Portrait d'auteure @ France Daigle

étudiant à la maîtrise en littérature
Faculté des arts et des sciences sociales
Université de Moncton

France Daigle est une auteure acadienne de Moncton. Depuis 1983, elle a produit onze romans en plus de signer quelques pièces de théâtre qui ont été jouées, mais non publiées. Elle a gagné plusieurs prix dans son milieu: Pascal-Poirier en 1991 pour l'ensemble de son œuvre; Éloize et Antonine Maillet/Acadie Vie en 1998 ainsi que France-Acadie en 1999 pour Pas pire; Éloize en 2002 pour Un fin passage.

L'entretien qui suit a été réalisé à sa résidence le 15 juillet 2003, dans un salon dont les larges fenêtres surplombent une partie de Moncton, Dieppe et la rivière Petitcodiac qui servent de toile de fond à la plupart de ses romans.

FA- France Daigle, ceux qui ont parcouru l'ensemble de votre œuvre sont frappés par la structure ludique de plusieurs de vos textes. S'agit-il pour vous véritablement d'un jeu?
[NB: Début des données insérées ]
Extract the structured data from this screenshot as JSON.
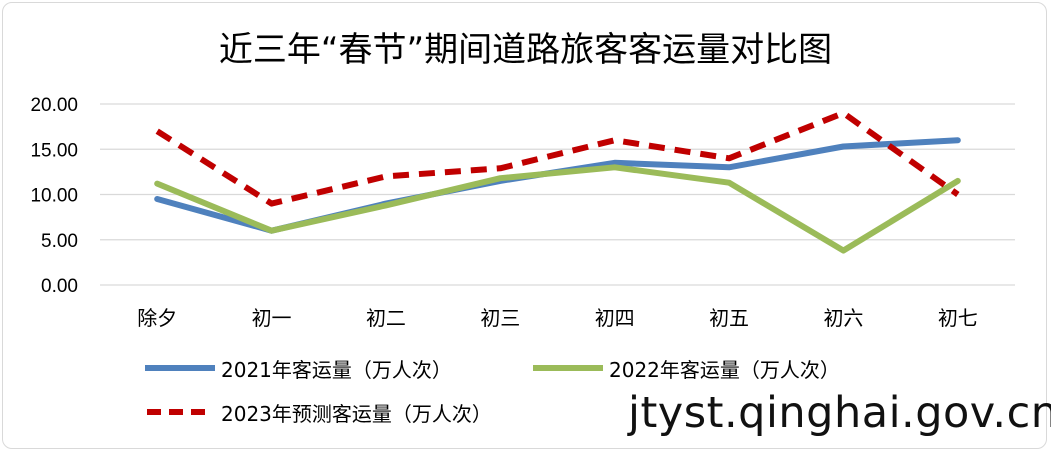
{
  "chart_data": {
    "type": "line",
    "title": "近三年“春节”期间道路旅客客运量对比图",
    "categories": [
      "除夕",
      "初一",
      "初二",
      "初三",
      "初四",
      "初五",
      "初六",
      "初七"
    ],
    "ylim": [
      0,
      20
    ],
    "yticks": [
      "0.00",
      "5.00",
      "10.00",
      "15.00",
      "20.00"
    ],
    "grid": true,
    "legend_position": "bottom",
    "series": [
      {
        "name": "2021年客运量（万人次）",
        "color": "#4f81bd",
        "style": "solid",
        "values": [
          9.5,
          6.0,
          9.0,
          11.5,
          13.5,
          13.0,
          15.3,
          16.0
        ]
      },
      {
        "name": "2022年客运量（万人次）",
        "color": "#9bbb59",
        "style": "solid",
        "values": [
          11.2,
          6.0,
          8.8,
          11.8,
          13.0,
          11.3,
          3.8,
          11.5
        ]
      },
      {
        "name": "2023年预测客运量（万人次）",
        "color": "#c00000",
        "style": "dashed",
        "values": [
          17.0,
          9.0,
          12.0,
          12.9,
          16.0,
          14.0,
          19.0,
          10.0
        ]
      }
    ]
  },
  "watermark": "jtyst.qinghai.gov.cn"
}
FD- Mes romans représentent des trames dont chaque fil correspond à un thème différent. Il s'agit pour moi de tisser ces fils à travers l'histoire en les mélangeant de telle sorte que, passée une première impression de confusion, tout tombe en place. Cette façon de construire mes textes me vient du cinéma. Pendant un moment, je me suis intéressée à l'écriture cinématographique, mais je n'ai jamais pu faire aboutir un scénario devant les caméras. C'est un art trop soumis à des contraintes d'efficacité, de coûts, de limites matérielles. Moi, j'ai besoin de liberté pour créer. Mais cette expérience infructueuse a quand même eu un effet sur mon écriture littéraire. C'est sûr que je m'amuse en construisant mes romans de la sorte et en utilisant un fil conducteur particulier, comme une revue de l'actualité dans 1953, l'astrologie dans Pas pire, les jours de la semaine dans Un fin passage, le yi king dans Petites difficultés d'existence. Mais ça représente aussi la base de ma création. Je ne pourrais pas faire autrement.

Cela dit, ce travail sur le texte ne m'empêche pas de laisser une large part à l'intuition. Une fois que le cadre est déterminé, mes personnages s'y activent à leur façon et arrivent toujours à me surprendre; je ne peux jamais prédire ce qu'ils vont trouver.

FA- Une autre particularité que l'on retrouve, mais seulement dans vos huit premiers romans si l'on fait exception des courts dialogues dans Film d'amour et de dépendance, c'est l'absence de toute oralité. Pourquoi avez-vous attendu à Pas pire pour faire parler vos personnages?

FD- Il pourrait s'agir d'une évolution naturelle chez moi. Mais je crois que j'ai été un peu paralysée par l'écriture de dialogues à cause de la langue d'ici. Quand j'ai pensé à devenir écrivain, je n'ai jamais voulu utiliser le chiac ni aspiré à le faire1 . Autant j'ai aimé lire La Sagouine2 , autant je ne me voyais pas dans ce niveau de français; ce n'est pas comme ça que je voulais écrire. Et pour le chiac, spontanément, il n'en était pas plus question. Mais un jour, on m'a offert d'écrire une pièce de théâtre, et [End Page 79] là, j'ai dû créer des échanges entre mes personnages. Je me suis alors rendu compte que j'aime écrire des dialogues et que pour faire vivre des personnages d'ici, ça n'a aucun sens de les faire parler en français standard; ce serait à la fois une tromperie et une perte de couleur locale. La langue dépasse ce qu'elle dit et reflète tout l'esprit du lieu où elle se déploie. Avec l'ajout des échanges parlés, mes personnages sont devenus aussitôt mieux découpés.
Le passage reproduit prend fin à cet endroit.